Rémi Labrusse enseigne l’histoire de l’art à l’université Paris Nanterre. Il a notamment publié Matisse, la condition de l’image (1999), Miró, un feu dans les ruines (2004, nvlle éd. 2018), Islamophilies. L’Europe moderne et les arts de l’Islam (2011), Face au chaos. Pensées de l’ornement à l’âge de l’industrie (2018), Préhistoire. L’Envers du temps (2019). Il a par ailleurs collaboré à l’organisation d’expositions dont « Préhistoire. Une énigme moderne » au Centre Pompidou en 2019.

 

20 février 2020

Philippe Parreno, ou l'art de l'exposition

Emanuele Coccia


Parmi les artistes contemporains, Philippe Parreno est celui qui a radicalisé le passage contemporain de l’artefact à l’exposition comme médium d’expression artistique privilégié. L’exposition est le geste élémentaire de l'art, sa forme la plus simple, sa ‘technologie’ la plus puissante. Il s’agit, dans les termes de Parreno lui-même, d’une « forme de communication post-symbolique, où au lieu d'utiliser un signe pour parler de la chose qu'il représente », on « prend la chose elle-même » : « imaginez une pièce où les gens ont une discussion sérieuse mais sans utiliser de mots, juste en se lançant des objets - singe, épagneuls ou pots ». Le rôle de l'artiste est toutefois moins celui d’un commissaire qui disposerait les objets d’arts à l'intérieur d'un espace, que celui d’un alchimiste qui doit, selon ses propres mots, « animer l'exposition comme s'il s'agissait en quelque sorte d’animer un corps ». Ainsi, du projet de collaboration avec Pierre Huyghe No Ghost Just A Shell (1999) jusqu'à la version la plus récente de Anywhere, Anywhere Out of the World (2016), de Marilyn (2012) à Anywhen (2017), les expositions de Parreno sont le lieu où la création se transforme en créature, un sujet ou un alien à mi-chemin entre Frankenstein et un Golem qui devient autonome face à l’artiste et au public.

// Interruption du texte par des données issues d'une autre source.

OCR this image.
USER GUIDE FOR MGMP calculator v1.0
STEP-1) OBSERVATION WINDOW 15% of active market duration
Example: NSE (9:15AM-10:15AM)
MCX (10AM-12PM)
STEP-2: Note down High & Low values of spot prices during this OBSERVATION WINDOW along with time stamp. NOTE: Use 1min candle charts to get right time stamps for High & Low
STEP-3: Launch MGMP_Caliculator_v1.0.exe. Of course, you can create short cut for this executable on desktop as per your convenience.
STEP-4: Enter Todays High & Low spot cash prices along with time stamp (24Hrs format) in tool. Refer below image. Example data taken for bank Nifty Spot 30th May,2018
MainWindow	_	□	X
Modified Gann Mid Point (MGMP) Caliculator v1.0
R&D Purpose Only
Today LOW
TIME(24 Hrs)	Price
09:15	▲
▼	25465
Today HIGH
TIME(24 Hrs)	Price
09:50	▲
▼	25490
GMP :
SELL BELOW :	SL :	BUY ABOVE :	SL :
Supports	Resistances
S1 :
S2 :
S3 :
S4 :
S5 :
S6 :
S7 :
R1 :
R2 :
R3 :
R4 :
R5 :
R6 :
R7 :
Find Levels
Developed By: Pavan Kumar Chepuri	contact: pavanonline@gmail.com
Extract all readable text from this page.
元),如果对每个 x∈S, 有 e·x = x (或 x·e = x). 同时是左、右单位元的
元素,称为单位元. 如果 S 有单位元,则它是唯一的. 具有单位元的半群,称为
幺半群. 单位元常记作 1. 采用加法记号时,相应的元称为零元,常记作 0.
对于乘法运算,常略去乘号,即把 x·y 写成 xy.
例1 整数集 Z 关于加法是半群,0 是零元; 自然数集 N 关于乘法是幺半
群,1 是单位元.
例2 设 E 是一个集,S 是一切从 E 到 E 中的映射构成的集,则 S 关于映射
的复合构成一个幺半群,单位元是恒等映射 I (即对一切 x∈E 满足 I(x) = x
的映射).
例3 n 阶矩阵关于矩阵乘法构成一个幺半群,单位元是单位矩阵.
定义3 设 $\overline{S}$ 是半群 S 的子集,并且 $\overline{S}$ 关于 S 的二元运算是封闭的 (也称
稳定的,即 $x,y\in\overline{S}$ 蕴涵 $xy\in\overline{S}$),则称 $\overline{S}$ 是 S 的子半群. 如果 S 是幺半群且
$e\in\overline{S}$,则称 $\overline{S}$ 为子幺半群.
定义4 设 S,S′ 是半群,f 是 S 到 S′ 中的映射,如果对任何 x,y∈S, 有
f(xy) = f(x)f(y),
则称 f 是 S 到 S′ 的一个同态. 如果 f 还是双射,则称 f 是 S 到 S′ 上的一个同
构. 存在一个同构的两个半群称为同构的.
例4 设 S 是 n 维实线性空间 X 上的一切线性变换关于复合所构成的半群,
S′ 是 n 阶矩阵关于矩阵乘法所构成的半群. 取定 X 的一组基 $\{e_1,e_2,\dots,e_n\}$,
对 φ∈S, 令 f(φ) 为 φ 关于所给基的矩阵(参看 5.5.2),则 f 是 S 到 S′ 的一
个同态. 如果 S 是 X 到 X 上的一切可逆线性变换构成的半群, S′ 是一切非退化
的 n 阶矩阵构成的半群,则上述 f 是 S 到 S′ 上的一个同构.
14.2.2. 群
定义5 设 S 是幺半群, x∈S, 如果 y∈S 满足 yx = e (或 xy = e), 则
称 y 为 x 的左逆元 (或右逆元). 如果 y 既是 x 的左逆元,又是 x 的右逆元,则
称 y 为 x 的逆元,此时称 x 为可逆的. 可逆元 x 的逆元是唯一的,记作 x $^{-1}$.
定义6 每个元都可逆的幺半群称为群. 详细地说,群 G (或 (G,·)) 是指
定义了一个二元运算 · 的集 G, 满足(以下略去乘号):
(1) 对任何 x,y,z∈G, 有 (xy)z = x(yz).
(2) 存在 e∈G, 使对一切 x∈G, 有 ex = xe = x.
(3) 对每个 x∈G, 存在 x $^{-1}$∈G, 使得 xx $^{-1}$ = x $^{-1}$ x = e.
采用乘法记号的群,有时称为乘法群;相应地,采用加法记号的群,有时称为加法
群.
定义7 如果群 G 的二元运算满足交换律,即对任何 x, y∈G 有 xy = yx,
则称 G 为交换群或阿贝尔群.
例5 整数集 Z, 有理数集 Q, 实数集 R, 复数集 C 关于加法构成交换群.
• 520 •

Emanuele Coccia est maître de conférences à l'EHESS. Parmi ses publications La vie sensible (Payot et Rivages, 2010), Le Bien dans les choses (Payot et Rivages, 2013), La vie des plantes (Payot et Rivages, 2016) et Métamorphoses (Payot et Rivages, 2020). En 2019 il a été conseiller scientifiques de l'exposition « Nous, les Arbres » à la Fondation Cartier pour l'art contemporain.

 

19 mars 2020

Cosmétiques abstraites : parure, image et expression

Bertrand Prévost

Invité par Giovanni Careri


Quelle généalogie permet de penser conjointement l’image et la parure ? On la cherchera moins dans un fonds historique et anthropologique pourtant tout à fait avéré, si tant est que la cosmétique a constitué chez l’homme le premier souci esthétique, qu’à la faveur d’un mode d’être esthétique qui déborde non seulement la poiésis humaine, en emportant avec lui les formes animales, mais encore toute forme de poiésis. On n’hésitera pas à qualifier ce mode d’expressif, si tant est que l’expression ne doit plus se concevoir comme le passage d’une intériorité à une extériorité mais consiste d’abord en des processus d’expropriation par lesquels une image se détache, s’abstrait ou s’extrait d’une forme individuelle. Qu’ils soient spontanés ou artificiels (notamment dans la pratique du trophée), ces décollements souverains nous permettrons d’éprouver toute la subtilité des images, autrement dit leur nature volatile et incorporelle.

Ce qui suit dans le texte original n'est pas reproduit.